Na het proces werd er wijdverspreide druk uitgeoefend op de officier van justitie van Los Angeles County, Gil Garcetti, om meineed ten laste te leggen tegen Fuhrman. Garcetti weigerde aanvankelijk, zeggende dat Fuhrman’s gebruik van racistische taal “niet van belang was voor de zaak”, een belangrijk element voor het bewijzen van meineed. Maar veel leden van Garcetti’s kantoor legden openbare verklaringen af over de kwestie, en Garcetti, verwijzend naar de grote emoties in zijn kantoor over de zaak, koos ervoor om de beslissing om te vervolgen aan procureur-generaal Dan Lungren te geven, om de schijn van belangenverstrengeling te vermijden.
Op 5 juli 1996 kondigde Lungren aan dat hij meineed aanklachten tegen Fuhrman zou indienen en kort daarna bood hij Fuhrman een pleidooi aan. Op 2 oktober accepteerde Fuhrman de deal en pleitte hij de aanklacht “no contest”. Hij werd veroordeeld tot drie jaar voorwaardelijk en een boete van 200 dollar.
Fuhrman is de enige persoon die is veroordeeld voor strafrechtelijke vervolging in verband met de zaak Simpson. Zijn proeftijd eindigde begin 1998, en zijn aanklacht voor een misdrijf werd 18 maanden later ingetrokken.
In een televisie-interview van oktober 1996 met Diane Sawyer zei Fuhrman dat hij geen bewijsmateriaal had neergelegd in de zaak Simpson.
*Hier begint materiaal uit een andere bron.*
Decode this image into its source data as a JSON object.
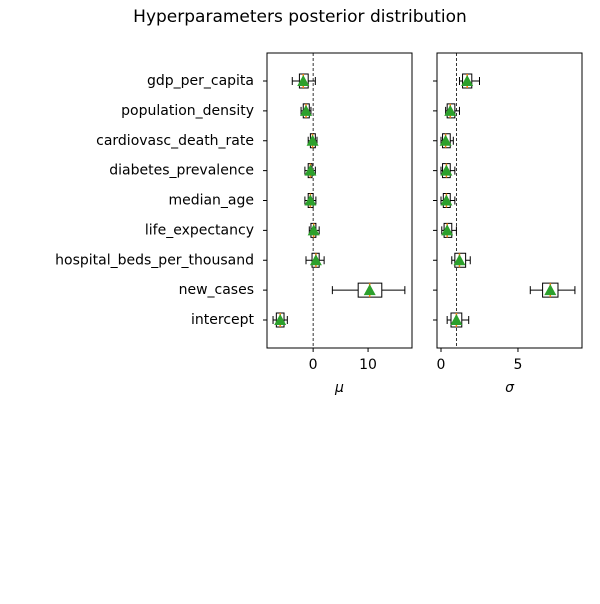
{
  "title": "Hyperparameters posterior distribution",
  "chart_data": [
    {
      "type": "boxplot",
      "xlabel": "μ",
      "categories": [
        "gdp_per_capita",
        "population_density",
        "cardiovasc_death_rate",
        "diabetes_prevalence",
        "median_age",
        "life_expectancy",
        "hospital_beds_per_thousand",
        "new_cases",
        "intercept"
      ],
      "boxes": [
        {
          "whislo": -3.8,
          "q1": -2.5,
          "med": -1.8,
          "q3": -0.9,
          "whishi": 0.4,
          "mean": -1.8
        },
        {
          "whislo": -2.2,
          "q1": -1.8,
          "med": -1.3,
          "q3": -0.7,
          "whishi": -0.4,
          "mean": -1.3
        },
        {
          "whislo": -0.9,
          "q1": -0.5,
          "med": -0.1,
          "q3": 0.4,
          "whishi": 0.7,
          "mean": -0.1
        },
        {
          "whislo": -1.5,
          "q1": -0.9,
          "med": -0.5,
          "q3": -0.2,
          "whishi": 0.4,
          "mean": -0.5
        },
        {
          "whislo": -1.5,
          "q1": -0.9,
          "med": -0.5,
          "q3": 0,
          "whishi": 0.5,
          "mean": -0.5
        },
        {
          "whislo": -0.7,
          "q1": -0.4,
          "med": 0.1,
          "q3": 0.5,
          "whishi": 1.1,
          "mean": 0.1
        },
        {
          "whislo": -1.3,
          "q1": -0.2,
          "med": 0.5,
          "q3": 1.1,
          "whishi": 2.0,
          "mean": 0.5
        },
        {
          "whislo": 3.5,
          "q1": 8.2,
          "med": 10.3,
          "q3": 12.5,
          "whishi": 16.7,
          "mean": 10.3
        },
        {
          "whislo": -7.3,
          "q1": -6.7,
          "med": -6.0,
          "q3": -5.3,
          "whishi": -4.7,
          "mean": -6.0
        }
      ],
      "xlim": [
        -8.4,
        18
      ],
      "xticks": [
        0,
        10
      ],
      "refline": 0,
      "median_color": "#ff7f0e",
      "mean_color": "#2ca02c"
    },
    {
      "type": "boxplot",
      "xlabel": "σ",
      "boxes": [
        {
          "whislo": 1.2,
          "q1": 1.4,
          "med": 1.7,
          "q3": 2.0,
          "whishi": 2.5,
          "mean": 1.7
        },
        {
          "whislo": 0.3,
          "q1": 0.4,
          "med": 0.6,
          "q3": 0.9,
          "whishi": 1.2,
          "mean": 0.6
        },
        {
          "whislo": 0,
          "q1": 0.1,
          "med": 0.3,
          "q3": 0.6,
          "whishi": 0.8,
          "mean": 0.3
        },
        {
          "whislo": 0,
          "q1": 0.1,
          "med": 0.35,
          "q3": 0.6,
          "whishi": 0.9,
          "mean": 0.35
        },
        {
          "whislo": 0,
          "q1": 0.15,
          "med": 0.35,
          "q3": 0.6,
          "whishi": 0.9,
          "mean": 0.35
        },
        {
          "whislo": 0.05,
          "q1": 0.2,
          "med": 0.4,
          "q3": 0.7,
          "whishi": 1.0,
          "mean": 0.4
        },
        {
          "whislo": 0.7,
          "q1": 0.9,
          "med": 1.2,
          "q3": 1.6,
          "whishi": 1.9,
          "mean": 1.2
        },
        {
          "whislo": 5.8,
          "q1": 6.6,
          "med": 7.1,
          "q3": 7.6,
          "whishi": 8.7,
          "mean": 7.1
        },
        {
          "whislo": 0.4,
          "q1": 0.65,
          "med": 1.0,
          "q3": 1.35,
          "whishi": 1.8,
          "mean": 1.0
        }
      ],
      "xlim": [
        -0.26,
        9.16
      ],
      "xticks": [
        0,
        5
      ],
      "refline": 1,
      "median_color": "#ff7f0e",
      "mean_color": "#2ca02c"
    }
  ]
}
Hij zei dat hij geen racist is, en verontschuldigde zich voor zijn gebruik van racistische taal. Hij zei dat hij het bestaan van de geluidsopnamen was vergeten en dat ze slechts deel uitmaakten van een misplaatste poging om een fictief scenario te laten produceren. Een politieonderzoek naar de beweringen van geweld op de tapes wees uit dat Fuhrman schromelijk had overdreven, en veel van zijn voormalige collega’s uit minderheidsgroepen hebben hun steun betuigd aan Fuhrman en gezegd dat ze niet geloven dat hij racistisch is.
In zijn boek Outrage: The Five Reasons Why O. J. Simpson Got Away with Murder, betoogt Vincent Bugliosi dat het plaatsen van de handschoen een vergaande (en onwaarschijnlijke) samenzwering tussen Fuhrman en andere leden van het politiekorps zou hebben vereist. Iedereen die betrokken was bij zo’n samenzwering zou zijn leven hebben geriskeerd, omdat artikel 128 van het Californische Wetboek van Strafrecht stelt dat iedereen die bewijs fabriceert in een doodstrafzaak – zoals de Brown en Goldman moordzaak had kunnen worden – zelf ter dood veroordeeld kan worden. Bugliosi voert verder aan dat Fuhrman een van de slachtoffers in de zaak was en dat zijn liegen onder ede over raciale scheldwoorden niet het niveau van strafbare meineed bereikte, omdat het niet van belang was voor de werkelijke feiten van de zaak.